Ольга Яковлева - Иванов Сергей Анатольевич. Страница 20

Старик ботаники выпил два стакана чаю (уж чай-то Ольга умела заваривать!), съел бутерброд — называется «сложный»: масло, сыр и сверху колбаса. Это мама так её научила делать. Очень вкусно получается! Ольга вообще-то два таких сделала. Но старик ботаники только один одолел. Потом сказал:

— Ой, девочка! Ну ты меня покормила чудесно!.. Я знаешь что? Я и вздремну, пожалуй! Только ты… Тебя мама не ждёт?

Ольга головой мотнула: не ждёт, не ждёт!

— Я тогда тебя очень попрошу: ты не уходи пока… Ну, словом, некоторое время… Не более, конечно, получаса!.. — Он был смущён.

— Я не уйду никуда, — твёрдо сказала Ольга, чтоб он поверил и знал, что не останется здесь один — в пустоте и сумерках большой квартиры.

— Ну вот и спасибо тебе… А что ж ты пока? Чем займёшься?

— А я — уроки! — вдруг счастливо придумала Ольга. — У меня портфель-то с собой!

Она съела стариковский бутерброд и ещё парочку, потом действительно села за уроки. Но прежде пошла глянуть на старика ботаники. Он лежал лицом к стене… И так неподвижно он лежал!.. Ольга пригляделась, пригляделась со страхом — одеяло еле-еле приподымалось. Значит, дышит. Значит, просто спит.

Ольга пошла в комнату Огонькова, раскрыла арифметику. С арифметики она почти всегда начинала — с любимого… Но одна мысль сидела у неё в голове и не давала задачкам решаться. Как же будет здесь старик ботаники? Ведь когда-никогда, а ей придётся уйти. Скоро и мама домой вернётся, станет нервничать. И наверно, уже нервничает: звонила, а Ольги нет! Подумает: только что с постели, после болезни и вот куда-то пропала…

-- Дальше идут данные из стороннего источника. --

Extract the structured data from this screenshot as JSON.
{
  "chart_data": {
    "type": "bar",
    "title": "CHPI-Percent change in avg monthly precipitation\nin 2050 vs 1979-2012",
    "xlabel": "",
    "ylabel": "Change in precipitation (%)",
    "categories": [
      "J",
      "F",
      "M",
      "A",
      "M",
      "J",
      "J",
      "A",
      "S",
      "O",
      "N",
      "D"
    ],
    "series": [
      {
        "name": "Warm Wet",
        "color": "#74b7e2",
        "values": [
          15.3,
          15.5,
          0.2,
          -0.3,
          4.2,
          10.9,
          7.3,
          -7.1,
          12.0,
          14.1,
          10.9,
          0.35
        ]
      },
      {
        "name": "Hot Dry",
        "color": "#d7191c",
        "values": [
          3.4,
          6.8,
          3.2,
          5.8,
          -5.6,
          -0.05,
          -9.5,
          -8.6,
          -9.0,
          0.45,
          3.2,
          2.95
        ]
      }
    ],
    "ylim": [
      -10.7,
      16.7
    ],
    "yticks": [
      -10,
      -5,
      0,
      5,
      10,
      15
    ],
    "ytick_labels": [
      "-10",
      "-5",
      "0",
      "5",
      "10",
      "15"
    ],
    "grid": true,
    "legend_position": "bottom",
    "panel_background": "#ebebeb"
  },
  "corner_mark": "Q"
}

Нет, конечно, ей придётся уйти, тут и говорить нечего!.. Ольга сидела за удобным огоньковским столом, кусала губу, крутила на палец кончик косы, совсем забыв про арифметику. А старик ботаники спал себе, спал и надеялся на неё, как на взрослую… Честно говоря, ей хотелось поплакать как следует от гордости и грусти, которые разрывали её сердце. Всё-таки Борис Платоныч думал про неё как про взрослую! Маленьким детям не говорят: «Останься, пожалуйста, пока, хоть на полчасика!»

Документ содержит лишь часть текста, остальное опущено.